With hospitals and health systems stretched by the pandemic, Russian expats working elsewhere in Europe are now forced to book flights back home in order to get treatment in the country’s own clinics, a top lawmaker has said.
Vyacheslav Volodin, the chairman of Russia’s national parliament, told a meeting with counterparts from the Council of Europe that he was concerned about the response to Covid-19 in the West, and the impact on those needing care for other conditions.
According to him, Russians who had moved elsewhere on the continent to work “faced with a pandemic and the way healthcare is organized in many European countries, are now fleeing from there and doing whatever they can to get treatment in Russia.”
These issues should be included on the agenda for an upcoming meeting of the Council of Europe’s Parliamentary Assembly, the MP argued.

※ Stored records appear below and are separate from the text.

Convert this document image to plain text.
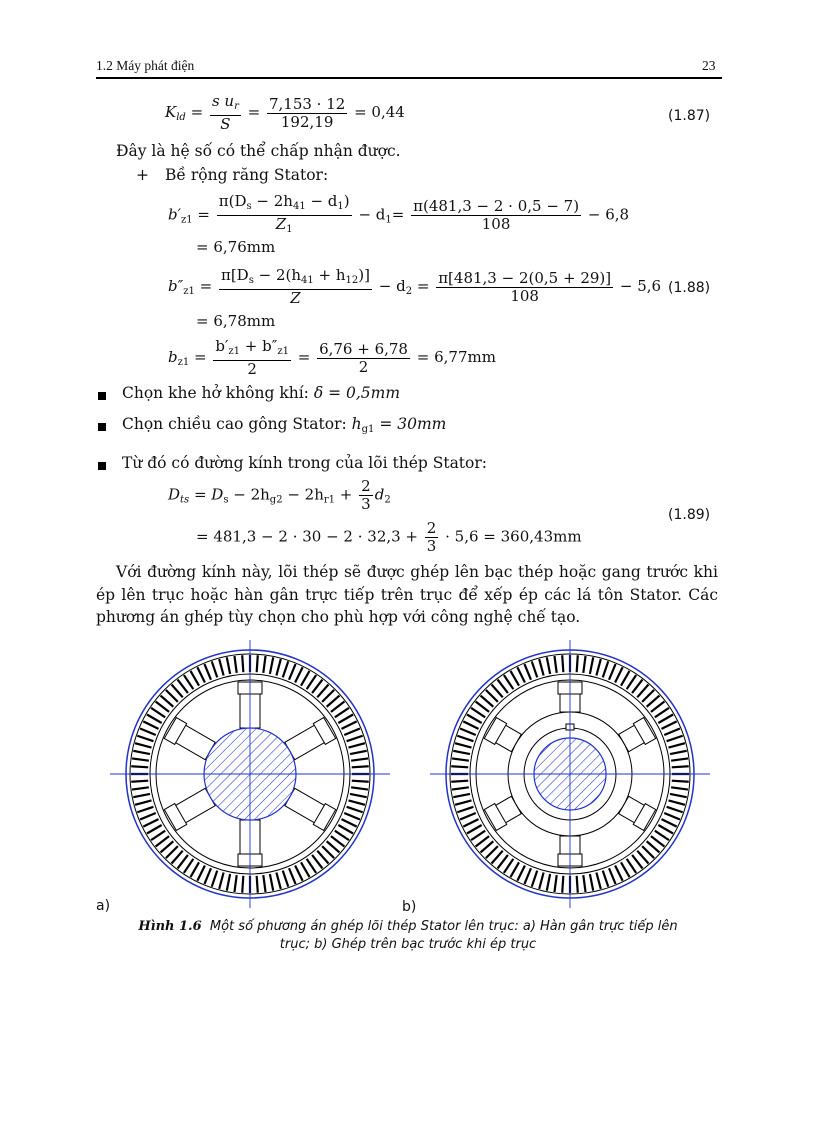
1.2 Máy phát điện	23
$K_{ld} = \frac{s u_r}{S} = \frac{7,153 \cdot 12}{192,19} = 0,44$	(1.87)
Đây là hệ số có thể chấp nhận được.
+ Bề rộng răng Stator:
$b'_{z1} = \frac{\pi(D_s - 2h_{41} - d_1)}{Z_1} - d_1= \frac{\pi(481,3 - 2 \cdot 0,5 - 7)}{108} - 6,8$
= 6,76mm
$b''_{z1} = \frac{\pi[D_s - 2(h_{41} + h_{12})]}{Z} - d_2 = \frac{\pi[481,3 - 2(0,5 + 29)]}{108} - 5,6$ (1.88)
= 6,78mm
$b_{z1} = \frac{b'_{z1} + b''_{z1}}{2} = \frac{6,76 + 6,78}{2} = 6,77mm$
Chọn khe hở không khí: δ = 0,5mm
Chọn chiều cao gông Stator: $h_{g1} = 30mm$
Từ đó có đường kính trong của lõi thép Stator:
$D_{ts} = D_s - 2h_{g2} - 2h_{r1} + \frac{2}{3} d_2$
= $481,3 - 2 \cdot 30 - 2 \cdot 32,3 + \frac{2}{3} \cdot 5,6 = 360,43mm$
(1.89)
Với đường kính này, lõi thép sẽ được ghép lên bạc thép hoặc gang trước khi ép lên trục hoặc hàn gân trực tiếp trên trục để xếp ép các lá tôn Stator. Các phương án ghép tùy chọn cho phù hợp với công nghệ chế tạo.
a)	b)
Hình 1.6 Một số phương án ghép lõi thép Stator lên trục: a) Hàn gân trực tiếp lên
trục; b) Ghép trên bạc trước khi ép trục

At the same time, Volodin slammed “the many examples of [other European nations] trying to resist the availability of Russian vaccines in their markets.” Because of the virus, he argued, “people are dying. And yet they say it won’t be made available before June? Who is responsible for this? Why, when there is a vaccine, people cannot get it? Where are the fundamental rights of our citizens [living abroad]?”
Earlier this week, the head of vaccine strategy for the EU’s medical regulator, Marco Cavaleri, told an Italian radio station that, although the Russian-made Sputnik V jab was currently being studied as part of a rolling review, it was unlikely to be given a swift green light. “In the coming weeks we will see if we can approve the vaccine,” he said. “But until the end of April we will not be ready to approve Sputnik V, but rather in May.” It is unlikely that supplies would arrive until at least the following month.
Developed by scientists at Moscow’s Gamaleya Institute, Sputnik V has already been approved by health authorities in 51 countries across the world and is being routinely used or trialed in nations including India, Mexico and Argentina.
Despite that, a number of EU nations have refused to wait for the central regulator to give the go-ahead before ordering supplies, with Hungary and Slovakia working with Moscow to secure doses.
At the time, Hungarian President Viktor Orban defended the move, saying that “the pandemic must be fought with as many vaccines as possible – that we can acquire as quickly as possible.” He added that “it is irresponsible to turn the vaccines into a political issue, and let people die and restrict their freedom, because there are political objections to the country of origin.”